Jerry Brown Carbo-Loads In S.F. for Race Against Young, Rich Rivals

Categories: Politics
BrownPortrait.jpg
Believe it or not, this is Jerry Brown's official gubernatorial portrait. It was strange back then, too.
Lean, jittery, white-haired Jerry Brown took large bites of a turkey sandwich Thursday evening at Crossroads Cafe and Bookstore, the low-price SoMa eatery the Delancey Street Foundation set up to train ex-skid-row denizens in the culinary arts.

The attorney general and all-but-certain gubernatorial candidate raised a finger to excuse himself from his middle-aged male dining companion.

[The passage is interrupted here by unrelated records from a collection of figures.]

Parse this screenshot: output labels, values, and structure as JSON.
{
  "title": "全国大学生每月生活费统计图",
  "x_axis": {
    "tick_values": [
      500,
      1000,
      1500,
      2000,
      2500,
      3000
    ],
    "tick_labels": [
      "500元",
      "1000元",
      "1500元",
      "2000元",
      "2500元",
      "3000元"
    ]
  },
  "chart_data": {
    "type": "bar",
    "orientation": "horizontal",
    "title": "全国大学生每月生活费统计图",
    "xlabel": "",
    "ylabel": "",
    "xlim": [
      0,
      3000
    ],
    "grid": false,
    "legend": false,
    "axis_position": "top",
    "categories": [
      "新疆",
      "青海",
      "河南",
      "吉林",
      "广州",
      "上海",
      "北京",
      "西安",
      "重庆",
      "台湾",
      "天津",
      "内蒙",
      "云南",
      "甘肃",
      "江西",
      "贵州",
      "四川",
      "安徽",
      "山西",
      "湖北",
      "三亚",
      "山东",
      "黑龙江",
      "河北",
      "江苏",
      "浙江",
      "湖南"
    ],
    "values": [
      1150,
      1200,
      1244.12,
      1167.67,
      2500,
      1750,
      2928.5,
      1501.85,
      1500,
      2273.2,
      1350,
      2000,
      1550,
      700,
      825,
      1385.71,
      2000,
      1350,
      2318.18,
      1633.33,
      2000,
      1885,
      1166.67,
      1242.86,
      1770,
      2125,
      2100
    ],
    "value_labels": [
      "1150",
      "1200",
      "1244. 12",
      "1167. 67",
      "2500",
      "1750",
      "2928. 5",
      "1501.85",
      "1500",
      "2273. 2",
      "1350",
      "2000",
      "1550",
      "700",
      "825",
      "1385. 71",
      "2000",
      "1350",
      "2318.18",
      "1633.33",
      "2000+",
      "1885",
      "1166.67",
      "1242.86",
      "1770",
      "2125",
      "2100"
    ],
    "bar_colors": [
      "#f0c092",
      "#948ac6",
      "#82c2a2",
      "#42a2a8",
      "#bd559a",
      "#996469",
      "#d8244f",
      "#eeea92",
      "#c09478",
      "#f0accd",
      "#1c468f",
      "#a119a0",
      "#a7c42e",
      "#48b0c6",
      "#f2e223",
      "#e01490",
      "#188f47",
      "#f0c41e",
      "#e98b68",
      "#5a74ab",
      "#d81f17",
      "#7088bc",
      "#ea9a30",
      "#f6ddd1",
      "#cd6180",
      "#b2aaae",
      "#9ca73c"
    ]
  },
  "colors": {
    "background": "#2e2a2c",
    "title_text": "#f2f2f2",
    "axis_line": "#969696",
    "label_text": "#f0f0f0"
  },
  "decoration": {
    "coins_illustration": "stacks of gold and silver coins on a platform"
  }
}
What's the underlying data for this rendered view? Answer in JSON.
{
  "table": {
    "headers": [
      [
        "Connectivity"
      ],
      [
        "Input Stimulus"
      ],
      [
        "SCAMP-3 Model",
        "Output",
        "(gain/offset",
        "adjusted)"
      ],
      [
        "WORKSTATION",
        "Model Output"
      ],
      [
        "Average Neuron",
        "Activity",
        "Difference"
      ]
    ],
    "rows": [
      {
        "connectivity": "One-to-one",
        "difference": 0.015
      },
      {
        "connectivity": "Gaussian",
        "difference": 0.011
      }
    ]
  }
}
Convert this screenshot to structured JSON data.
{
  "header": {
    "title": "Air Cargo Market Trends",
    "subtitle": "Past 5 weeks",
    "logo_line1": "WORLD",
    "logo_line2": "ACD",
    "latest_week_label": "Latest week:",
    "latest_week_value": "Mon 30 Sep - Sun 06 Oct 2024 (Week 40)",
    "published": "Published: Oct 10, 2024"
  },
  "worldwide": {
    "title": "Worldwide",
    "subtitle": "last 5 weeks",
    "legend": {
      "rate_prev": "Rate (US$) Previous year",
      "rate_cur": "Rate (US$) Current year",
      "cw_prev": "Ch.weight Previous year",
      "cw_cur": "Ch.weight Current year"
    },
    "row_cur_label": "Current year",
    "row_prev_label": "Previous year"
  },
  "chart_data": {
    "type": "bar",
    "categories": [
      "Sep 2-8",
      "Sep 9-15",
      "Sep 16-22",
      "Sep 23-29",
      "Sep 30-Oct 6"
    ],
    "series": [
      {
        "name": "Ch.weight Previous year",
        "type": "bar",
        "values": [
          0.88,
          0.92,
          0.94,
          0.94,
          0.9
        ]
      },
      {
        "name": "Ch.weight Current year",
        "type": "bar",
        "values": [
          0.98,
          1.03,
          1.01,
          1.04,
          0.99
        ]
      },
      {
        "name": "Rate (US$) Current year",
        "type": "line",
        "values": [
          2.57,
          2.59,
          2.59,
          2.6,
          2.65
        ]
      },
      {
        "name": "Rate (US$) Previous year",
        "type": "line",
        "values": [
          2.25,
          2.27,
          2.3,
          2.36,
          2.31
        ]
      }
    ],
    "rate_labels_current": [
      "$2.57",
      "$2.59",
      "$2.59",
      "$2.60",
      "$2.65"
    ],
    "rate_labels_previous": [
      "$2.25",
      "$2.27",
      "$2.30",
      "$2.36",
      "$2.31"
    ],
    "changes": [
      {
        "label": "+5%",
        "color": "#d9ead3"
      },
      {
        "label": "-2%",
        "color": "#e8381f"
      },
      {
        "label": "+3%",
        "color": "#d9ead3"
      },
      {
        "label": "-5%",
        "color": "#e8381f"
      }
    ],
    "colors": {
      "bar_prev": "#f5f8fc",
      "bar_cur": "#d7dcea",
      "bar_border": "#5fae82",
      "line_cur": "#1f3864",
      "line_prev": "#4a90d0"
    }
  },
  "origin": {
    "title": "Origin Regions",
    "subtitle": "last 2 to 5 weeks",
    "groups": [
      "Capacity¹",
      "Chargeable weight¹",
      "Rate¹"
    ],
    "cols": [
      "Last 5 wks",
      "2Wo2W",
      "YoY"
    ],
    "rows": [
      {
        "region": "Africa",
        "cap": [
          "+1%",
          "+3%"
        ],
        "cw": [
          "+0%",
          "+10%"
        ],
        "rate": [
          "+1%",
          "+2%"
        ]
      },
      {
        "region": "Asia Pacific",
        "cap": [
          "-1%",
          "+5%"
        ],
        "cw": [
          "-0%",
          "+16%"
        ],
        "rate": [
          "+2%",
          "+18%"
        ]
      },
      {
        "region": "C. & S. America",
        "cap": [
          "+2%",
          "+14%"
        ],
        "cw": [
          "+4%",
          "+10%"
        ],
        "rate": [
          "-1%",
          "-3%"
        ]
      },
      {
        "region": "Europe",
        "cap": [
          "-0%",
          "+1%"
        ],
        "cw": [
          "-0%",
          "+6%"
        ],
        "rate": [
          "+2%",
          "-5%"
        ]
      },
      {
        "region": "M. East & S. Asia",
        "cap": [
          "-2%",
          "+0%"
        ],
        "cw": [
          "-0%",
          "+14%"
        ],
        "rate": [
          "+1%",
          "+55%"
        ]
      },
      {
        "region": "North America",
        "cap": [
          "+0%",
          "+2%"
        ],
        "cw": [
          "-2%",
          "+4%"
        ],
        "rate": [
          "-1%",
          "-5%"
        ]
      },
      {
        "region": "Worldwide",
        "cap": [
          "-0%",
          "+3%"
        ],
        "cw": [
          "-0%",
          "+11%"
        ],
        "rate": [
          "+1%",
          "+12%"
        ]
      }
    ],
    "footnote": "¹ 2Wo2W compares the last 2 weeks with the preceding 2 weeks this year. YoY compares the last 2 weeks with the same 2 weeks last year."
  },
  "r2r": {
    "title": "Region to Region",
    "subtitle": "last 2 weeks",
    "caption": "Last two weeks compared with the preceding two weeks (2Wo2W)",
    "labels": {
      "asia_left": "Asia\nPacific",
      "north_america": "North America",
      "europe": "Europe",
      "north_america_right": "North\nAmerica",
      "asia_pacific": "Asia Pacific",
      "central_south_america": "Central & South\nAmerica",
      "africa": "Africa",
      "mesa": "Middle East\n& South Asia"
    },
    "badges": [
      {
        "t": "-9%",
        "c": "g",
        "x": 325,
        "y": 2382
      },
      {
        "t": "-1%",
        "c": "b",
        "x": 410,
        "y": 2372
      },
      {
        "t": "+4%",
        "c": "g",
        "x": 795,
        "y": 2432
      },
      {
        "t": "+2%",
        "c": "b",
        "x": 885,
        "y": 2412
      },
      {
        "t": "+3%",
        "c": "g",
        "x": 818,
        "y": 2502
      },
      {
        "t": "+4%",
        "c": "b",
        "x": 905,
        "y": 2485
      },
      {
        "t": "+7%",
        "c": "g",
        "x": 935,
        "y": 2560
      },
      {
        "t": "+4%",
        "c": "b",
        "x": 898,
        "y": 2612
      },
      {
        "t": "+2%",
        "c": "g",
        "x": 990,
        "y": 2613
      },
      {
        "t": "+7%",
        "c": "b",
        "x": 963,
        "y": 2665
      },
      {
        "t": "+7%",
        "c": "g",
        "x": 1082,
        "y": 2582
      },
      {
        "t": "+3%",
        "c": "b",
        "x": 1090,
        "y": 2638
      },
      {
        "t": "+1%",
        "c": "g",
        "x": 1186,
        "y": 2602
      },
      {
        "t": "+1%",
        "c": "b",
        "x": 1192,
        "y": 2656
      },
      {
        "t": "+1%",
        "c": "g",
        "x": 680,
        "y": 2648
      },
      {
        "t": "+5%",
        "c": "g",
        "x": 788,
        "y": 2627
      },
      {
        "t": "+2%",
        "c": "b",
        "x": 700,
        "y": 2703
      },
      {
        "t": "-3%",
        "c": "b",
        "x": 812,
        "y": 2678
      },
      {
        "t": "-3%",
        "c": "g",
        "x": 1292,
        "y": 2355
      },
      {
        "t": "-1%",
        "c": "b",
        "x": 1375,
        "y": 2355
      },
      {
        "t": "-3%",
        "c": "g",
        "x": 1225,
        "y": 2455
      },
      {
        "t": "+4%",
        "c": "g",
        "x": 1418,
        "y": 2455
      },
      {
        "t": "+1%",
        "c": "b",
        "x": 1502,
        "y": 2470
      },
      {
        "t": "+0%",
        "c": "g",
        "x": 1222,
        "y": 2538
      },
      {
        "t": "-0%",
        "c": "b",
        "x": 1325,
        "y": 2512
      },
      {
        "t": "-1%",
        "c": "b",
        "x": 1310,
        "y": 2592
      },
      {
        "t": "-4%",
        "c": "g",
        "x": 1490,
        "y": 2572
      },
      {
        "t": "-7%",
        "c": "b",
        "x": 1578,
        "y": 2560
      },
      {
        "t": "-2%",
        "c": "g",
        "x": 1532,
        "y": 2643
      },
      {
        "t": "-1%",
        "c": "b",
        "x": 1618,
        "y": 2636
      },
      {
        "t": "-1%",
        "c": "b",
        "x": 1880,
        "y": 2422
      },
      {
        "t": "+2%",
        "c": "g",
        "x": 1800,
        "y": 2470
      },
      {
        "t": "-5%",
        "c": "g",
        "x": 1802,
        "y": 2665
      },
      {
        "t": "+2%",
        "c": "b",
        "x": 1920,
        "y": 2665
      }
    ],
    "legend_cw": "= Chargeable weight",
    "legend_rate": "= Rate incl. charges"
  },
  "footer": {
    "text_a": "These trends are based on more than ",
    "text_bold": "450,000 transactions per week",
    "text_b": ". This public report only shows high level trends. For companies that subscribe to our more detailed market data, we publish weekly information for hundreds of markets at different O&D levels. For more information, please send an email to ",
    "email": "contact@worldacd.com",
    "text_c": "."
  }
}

He raced through  the cafe's glass doors, put a cell phone to his ear, looked at the ground, and commenced pacing. Four minutes later he was back inside asking an assistant order him a plate of hummus with pita triangles.

"I've got to get in shape for the campaign. I'm going up against these young guys," Brown, 71, is overheard as saying. "There are two wealthy people running against me. You know you can buy all the eyeballs in California nowadays.."

On his way out, we interrupt Brown to find out how, exactly, he intends to keep up with younger rich opponents such as Gavin Newsom, Insurance Commissioner Steve Poizner, and ex eBay CEO Meg Whitman.

"That's the big question, isn't it?" Brown says, before contemplating in silence a few moments the fact I've said I work for SF Weekly.

"The way I'm going to do it is, I'm going to bring a message of how we've got to bring spending in line with revenue," he said. "I'm going to talk sense to the people of California. They need someone who's experienced and knows how to get things done."

I ask Brown about a recent poll in which he beats San Francisco's mayor among Democrats everywhere -- except in the Bay Area.

Brown's from here. Shouldn't he be winning here?

 "It was only a small margin," Brown says, before turning to flirt  with a group of middle-aged women who are at the cafe for a book club meeting, and then heading back outside.